For International Wrongful Conviction Day on October 2, over 60 CA students attended a special speaking program arranged by CA history teacher Stephanie Manzella, who teaches a research seminar, Crime and Punishment, about mass incarceration and the evolution of the U.S. criminal justice system. The students heard from individuals involved in a particular case of wrongful conviction: exoneree Christopher ”Omar“ Martinez and his attorneys, Chauncey Wood, a criminal defense attorney with Wood & Nathanson, LLP, and Boston College Law adjunct professor Charlotte Whitmore (also a squash coach at CA).
Wood described the problems of witness testimony and police and prosecutorial misconduct that led Omar Martinez to find himself serving a life sentence for a crime he didn’t commit. At the age of 19, Martinez was asked, after a seven-hour interrogation and without a lawyer or parent present, to sign a confession in English though he didn’t speak the language. Martinez signed, not knowing what the document said but hoping it would get him out of trouble.
Martinez spoke movingly about his feelings of abandonment in prison, how his first lawyer failed him, and how the interpreter assigned to his case neglected to interpret the legal proceedings fully and assumed his guilt. When Wood began to represent him, he said, he first started to have some hope.
After Martinez described his incarceration and emotional struggles upon release, students had an opportunity to ask questions. One asked about his first day in prison. Martinez said he was placed in a cell with a man who confessed to murder in a crime related to the one that he, Martinez, had been accused of, making him a suspect in the crime for which Martinez was sentenced. He didn’t sleep for 72 hours for fear of his cellmate.
Students asked what rights he had to a competent interpreter (none) and whether the prosecutor who withheld evidence from a witness who could demonstrate Martinez’s innocence had faced any consequences (no).

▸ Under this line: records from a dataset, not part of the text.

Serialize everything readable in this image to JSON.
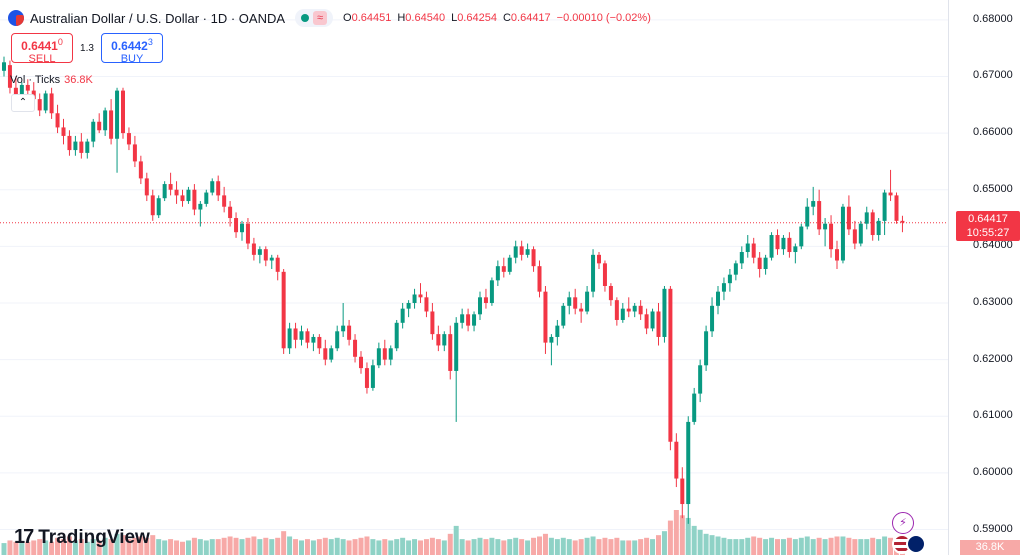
{
  "header": {
    "title": "Australian Dollar / U.S. Dollar · 1D · OANDA",
    "wave_symbol": "≈",
    "ohlc": [
      {
        "k": "O",
        "v": "0.64451"
      },
      {
        "k": "H",
        "v": "0.64540"
      },
      {
        "k": "L",
        "v": "0.64254"
      },
      {
        "k": "C",
        "v": "0.64417"
      },
      {
        "k": "",
        "v": "−0.00010 (−0.02%)"
      }
    ]
  },
  "trade": {
    "sell_price": "0.6441",
    "sell_sup": "0",
    "sell_label": "SELL",
    "spread": "1.3",
    "buy_price": "0.6442",
    "buy_sup": "3",
    "buy_label": "BUY"
  },
  "volume": {
    "label": "Vol · Ticks",
    "value": "36.8K",
    "tag": "36.8K"
  },
  "price_axis": {
    "ticks": [
      "0.68000",
      "0.67000",
      "0.66000",
      "0.65000",
      "0.64000",
      "0.63000",
      "0.62000",
      "0.61000",
      "0.60000",
      "0.59000"
    ],
    "current_price": "0.64417",
    "countdown": "10:55:27"
  },
  "brand": {
    "logo": "17",
    "name": "TradingView"
  },
  "colors": {
    "up": "#089981",
    "down": "#f23645",
    "up_vol": "#8fd2c6",
    "down_vol": "#f7a9a7"
  },
  "chart_data": {
    "type": "candlestick",
    "y_range": [
      0.5855,
      0.6835
    ],
    "current_price": 0.64417,
    "candles": [
      [
        0.671,
        0.6735,
        0.67,
        0.6725,
        9
      ],
      [
        0.672,
        0.6728,
        0.667,
        0.668,
        11
      ],
      [
        0.668,
        0.67,
        0.6655,
        0.6665,
        10
      ],
      [
        0.6665,
        0.669,
        0.666,
        0.6685,
        9
      ],
      [
        0.6685,
        0.6695,
        0.6665,
        0.6675,
        10
      ],
      [
        0.6675,
        0.669,
        0.665,
        0.666,
        11
      ],
      [
        0.666,
        0.667,
        0.663,
        0.664,
        12
      ],
      [
        0.664,
        0.6675,
        0.6635,
        0.667,
        11
      ],
      [
        0.667,
        0.668,
        0.6625,
        0.6635,
        10
      ],
      [
        0.6635,
        0.665,
        0.66,
        0.661,
        13
      ],
      [
        0.661,
        0.6625,
        0.658,
        0.6595,
        12
      ],
      [
        0.6595,
        0.6605,
        0.656,
        0.657,
        14
      ],
      [
        0.657,
        0.6595,
        0.656,
        0.6585,
        11
      ],
      [
        0.6585,
        0.66,
        0.6555,
        0.6565,
        12
      ],
      [
        0.6565,
        0.659,
        0.6555,
        0.6585,
        10
      ],
      [
        0.6585,
        0.6625,
        0.6575,
        0.662,
        12
      ],
      [
        0.662,
        0.6635,
        0.66,
        0.6605,
        11
      ],
      [
        0.6605,
        0.6645,
        0.6595,
        0.664,
        13
      ],
      [
        0.664,
        0.666,
        0.658,
        0.659,
        12
      ],
      [
        0.659,
        0.668,
        0.653,
        0.6675,
        16
      ],
      [
        0.6675,
        0.668,
        0.659,
        0.66,
        15
      ],
      [
        0.66,
        0.661,
        0.657,
        0.658,
        12
      ],
      [
        0.658,
        0.6595,
        0.654,
        0.655,
        13
      ],
      [
        0.655,
        0.656,
        0.651,
        0.652,
        14
      ],
      [
        0.652,
        0.653,
        0.648,
        0.649,
        13
      ],
      [
        0.649,
        0.65,
        0.6445,
        0.6455,
        15
      ],
      [
        0.6455,
        0.649,
        0.645,
        0.6485,
        12
      ],
      [
        0.6485,
        0.6515,
        0.648,
        0.651,
        11
      ],
      [
        0.651,
        0.653,
        0.649,
        0.65,
        12
      ],
      [
        0.65,
        0.6515,
        0.6475,
        0.649,
        11
      ],
      [
        0.649,
        0.65,
        0.647,
        0.648,
        10
      ],
      [
        0.648,
        0.6505,
        0.6475,
        0.65,
        11
      ],
      [
        0.65,
        0.651,
        0.6455,
        0.6465,
        13
      ],
      [
        0.6465,
        0.648,
        0.6435,
        0.6475,
        12
      ],
      [
        0.6475,
        0.65,
        0.647,
        0.6495,
        11
      ],
      [
        0.6495,
        0.652,
        0.649,
        0.6515,
        12
      ],
      [
        0.6515,
        0.6525,
        0.648,
        0.649,
        12
      ],
      [
        0.649,
        0.6505,
        0.646,
        0.647,
        13
      ],
      [
        0.647,
        0.648,
        0.6435,
        0.645,
        14
      ],
      [
        0.645,
        0.646,
        0.6415,
        0.6425,
        13
      ],
      [
        0.6425,
        0.6445,
        0.641,
        0.644,
        12
      ],
      [
        0.644,
        0.645,
        0.6395,
        0.6405,
        13
      ],
      [
        0.6405,
        0.6415,
        0.6375,
        0.6385,
        14
      ],
      [
        0.6385,
        0.64,
        0.637,
        0.6395,
        12
      ],
      [
        0.6395,
        0.64,
        0.6365,
        0.6375,
        13
      ],
      [
        0.6375,
        0.6385,
        0.636,
        0.638,
        12
      ],
      [
        0.638,
        0.6385,
        0.634,
        0.6355,
        13
      ],
      [
        0.6355,
        0.636,
        0.621,
        0.622,
        18
      ],
      [
        0.622,
        0.6265,
        0.621,
        0.6255,
        14
      ],
      [
        0.6255,
        0.6265,
        0.622,
        0.6235,
        12
      ],
      [
        0.6235,
        0.626,
        0.6225,
        0.625,
        11
      ],
      [
        0.625,
        0.6255,
        0.622,
        0.623,
        12
      ],
      [
        0.623,
        0.6245,
        0.6215,
        0.624,
        11
      ],
      [
        0.624,
        0.6245,
        0.621,
        0.622,
        12
      ],
      [
        0.622,
        0.6235,
        0.619,
        0.62,
        13
      ],
      [
        0.62,
        0.6225,
        0.6195,
        0.622,
        12
      ],
      [
        0.622,
        0.626,
        0.6215,
        0.625,
        13
      ],
      [
        0.625,
        0.63,
        0.624,
        0.626,
        12
      ],
      [
        0.626,
        0.627,
        0.6225,
        0.6235,
        11
      ],
      [
        0.6235,
        0.6245,
        0.6195,
        0.6205,
        12
      ],
      [
        0.6205,
        0.6215,
        0.6175,
        0.6185,
        13
      ],
      [
        0.6185,
        0.6195,
        0.614,
        0.615,
        14
      ],
      [
        0.615,
        0.62,
        0.6145,
        0.619,
        12
      ],
      [
        0.619,
        0.623,
        0.6185,
        0.622,
        11
      ],
      [
        0.622,
        0.6235,
        0.619,
        0.62,
        12
      ],
      [
        0.62,
        0.6225,
        0.619,
        0.622,
        11
      ],
      [
        0.622,
        0.627,
        0.6215,
        0.6265,
        12
      ],
      [
        0.6265,
        0.63,
        0.6255,
        0.629,
        13
      ],
      [
        0.629,
        0.6305,
        0.6275,
        0.63,
        11
      ],
      [
        0.63,
        0.6325,
        0.629,
        0.6315,
        12
      ],
      [
        0.6315,
        0.6335,
        0.63,
        0.631,
        11
      ],
      [
        0.631,
        0.632,
        0.6275,
        0.6285,
        12
      ],
      [
        0.6285,
        0.63,
        0.6235,
        0.6245,
        13
      ],
      [
        0.6245,
        0.626,
        0.6215,
        0.6225,
        12
      ],
      [
        0.6225,
        0.625,
        0.6215,
        0.6245,
        11
      ],
      [
        0.6245,
        0.626,
        0.6165,
        0.618,
        16
      ],
      [
        0.618,
        0.6275,
        0.609,
        0.6265,
        22
      ],
      [
        0.6265,
        0.629,
        0.6255,
        0.628,
        12
      ],
      [
        0.628,
        0.629,
        0.625,
        0.626,
        11
      ],
      [
        0.626,
        0.6285,
        0.625,
        0.628,
        12
      ],
      [
        0.628,
        0.632,
        0.627,
        0.631,
        13
      ],
      [
        0.631,
        0.6325,
        0.629,
        0.63,
        12
      ],
      [
        0.63,
        0.6345,
        0.6295,
        0.634,
        13
      ],
      [
        0.634,
        0.6375,
        0.633,
        0.6365,
        12
      ],
      [
        0.6365,
        0.638,
        0.6345,
        0.6355,
        11
      ],
      [
        0.6355,
        0.6385,
        0.635,
        0.638,
        12
      ],
      [
        0.638,
        0.641,
        0.637,
        0.64,
        13
      ],
      [
        0.64,
        0.641,
        0.6375,
        0.6385,
        12
      ],
      [
        0.6385,
        0.6405,
        0.638,
        0.6395,
        11
      ],
      [
        0.6395,
        0.64,
        0.6355,
        0.6365,
        13
      ],
      [
        0.6365,
        0.6375,
        0.631,
        0.632,
        14
      ],
      [
        0.632,
        0.633,
        0.621,
        0.623,
        16
      ],
      [
        0.623,
        0.6245,
        0.619,
        0.624,
        13
      ],
      [
        0.624,
        0.627,
        0.6225,
        0.626,
        12
      ],
      [
        0.626,
        0.63,
        0.6255,
        0.6295,
        13
      ],
      [
        0.6295,
        0.632,
        0.628,
        0.631,
        12
      ],
      [
        0.631,
        0.6325,
        0.628,
        0.629,
        11
      ],
      [
        0.629,
        0.63,
        0.6265,
        0.6285,
        12
      ],
      [
        0.6285,
        0.633,
        0.628,
        0.632,
        13
      ],
      [
        0.632,
        0.6395,
        0.631,
        0.6385,
        14
      ],
      [
        0.6385,
        0.639,
        0.636,
        0.637,
        12
      ],
      [
        0.637,
        0.6375,
        0.632,
        0.633,
        13
      ],
      [
        0.633,
        0.6335,
        0.6295,
        0.6305,
        12
      ],
      [
        0.6305,
        0.631,
        0.626,
        0.627,
        13
      ],
      [
        0.627,
        0.63,
        0.6265,
        0.629,
        11
      ],
      [
        0.629,
        0.631,
        0.6275,
        0.6285,
        11
      ],
      [
        0.6285,
        0.63,
        0.6275,
        0.6295,
        11
      ],
      [
        0.6295,
        0.6305,
        0.627,
        0.628,
        12
      ],
      [
        0.628,
        0.629,
        0.6245,
        0.6255,
        13
      ],
      [
        0.6255,
        0.629,
        0.625,
        0.6285,
        12
      ],
      [
        0.6285,
        0.63,
        0.6225,
        0.624,
        15
      ],
      [
        0.624,
        0.633,
        0.623,
        0.6325,
        18
      ],
      [
        0.6325,
        0.633,
        0.604,
        0.6055,
        26
      ],
      [
        0.6055,
        0.607,
        0.5975,
        0.599,
        34
      ],
      [
        0.599,
        0.601,
        0.592,
        0.5945,
        30
      ],
      [
        0.5945,
        0.61,
        0.591,
        0.609,
        28
      ],
      [
        0.609,
        0.615,
        0.6085,
        0.614,
        22
      ],
      [
        0.614,
        0.62,
        0.6125,
        0.619,
        19
      ],
      [
        0.619,
        0.626,
        0.618,
        0.625,
        16
      ],
      [
        0.625,
        0.631,
        0.624,
        0.6295,
        15
      ],
      [
        0.6295,
        0.633,
        0.628,
        0.632,
        14
      ],
      [
        0.632,
        0.6345,
        0.6305,
        0.6335,
        13
      ],
      [
        0.6335,
        0.636,
        0.632,
        0.635,
        12
      ],
      [
        0.635,
        0.6375,
        0.634,
        0.637,
        12
      ],
      [
        0.637,
        0.64,
        0.636,
        0.639,
        12
      ],
      [
        0.639,
        0.642,
        0.638,
        0.6405,
        13
      ],
      [
        0.6405,
        0.6415,
        0.637,
        0.638,
        14
      ],
      [
        0.638,
        0.639,
        0.6345,
        0.636,
        13
      ],
      [
        0.636,
        0.6385,
        0.635,
        0.638,
        12
      ],
      [
        0.638,
        0.6425,
        0.6375,
        0.642,
        13
      ],
      [
        0.642,
        0.643,
        0.6385,
        0.6395,
        12
      ],
      [
        0.6395,
        0.642,
        0.6385,
        0.6415,
        12
      ],
      [
        0.6415,
        0.6425,
        0.638,
        0.639,
        13
      ],
      [
        0.639,
        0.6405,
        0.637,
        0.64,
        12
      ],
      [
        0.64,
        0.644,
        0.6395,
        0.6435,
        13
      ],
      [
        0.6435,
        0.6485,
        0.643,
        0.647,
        14
      ],
      [
        0.647,
        0.6505,
        0.6455,
        0.648,
        12
      ],
      [
        0.648,
        0.65,
        0.642,
        0.643,
        13
      ],
      [
        0.643,
        0.645,
        0.64,
        0.644,
        12
      ],
      [
        0.644,
        0.6455,
        0.638,
        0.6395,
        13
      ],
      [
        0.6395,
        0.641,
        0.636,
        0.6375,
        14
      ],
      [
        0.6375,
        0.6475,
        0.637,
        0.647,
        14
      ],
      [
        0.647,
        0.649,
        0.642,
        0.643,
        13
      ],
      [
        0.643,
        0.6445,
        0.6395,
        0.6405,
        12
      ],
      [
        0.6405,
        0.6445,
        0.64,
        0.644,
        12
      ],
      [
        0.644,
        0.647,
        0.643,
        0.646,
        12
      ],
      [
        0.646,
        0.6465,
        0.641,
        0.642,
        13
      ],
      [
        0.642,
        0.645,
        0.641,
        0.6445,
        12
      ],
      [
        0.6445,
        0.65,
        0.642,
        0.6495,
        14
      ],
      [
        0.6495,
        0.6535,
        0.648,
        0.649,
        13
      ],
      [
        0.649,
        0.6495,
        0.644,
        0.6445,
        13
      ],
      [
        0.6445,
        0.6454,
        0.6425,
        0.6442,
        14
      ]
    ]
  }
}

Wood and Whitmore both emphasized the widespread problem of false confessions, the cause of Martinez’s incarceration — one of several factors contributing to wrongful criminal conviction, which this day of awareness was established to make more visible. Resources developed by the Boston College Innocence Program, the New England Innocence Project, and the CPCS Innocence Program (from the Committee for Public Counsel Services, the Massachusetts state agency tasked with providing lawyers to people who cannot afford an attorney) educated students about steps they can take to make their voices heard about this issue.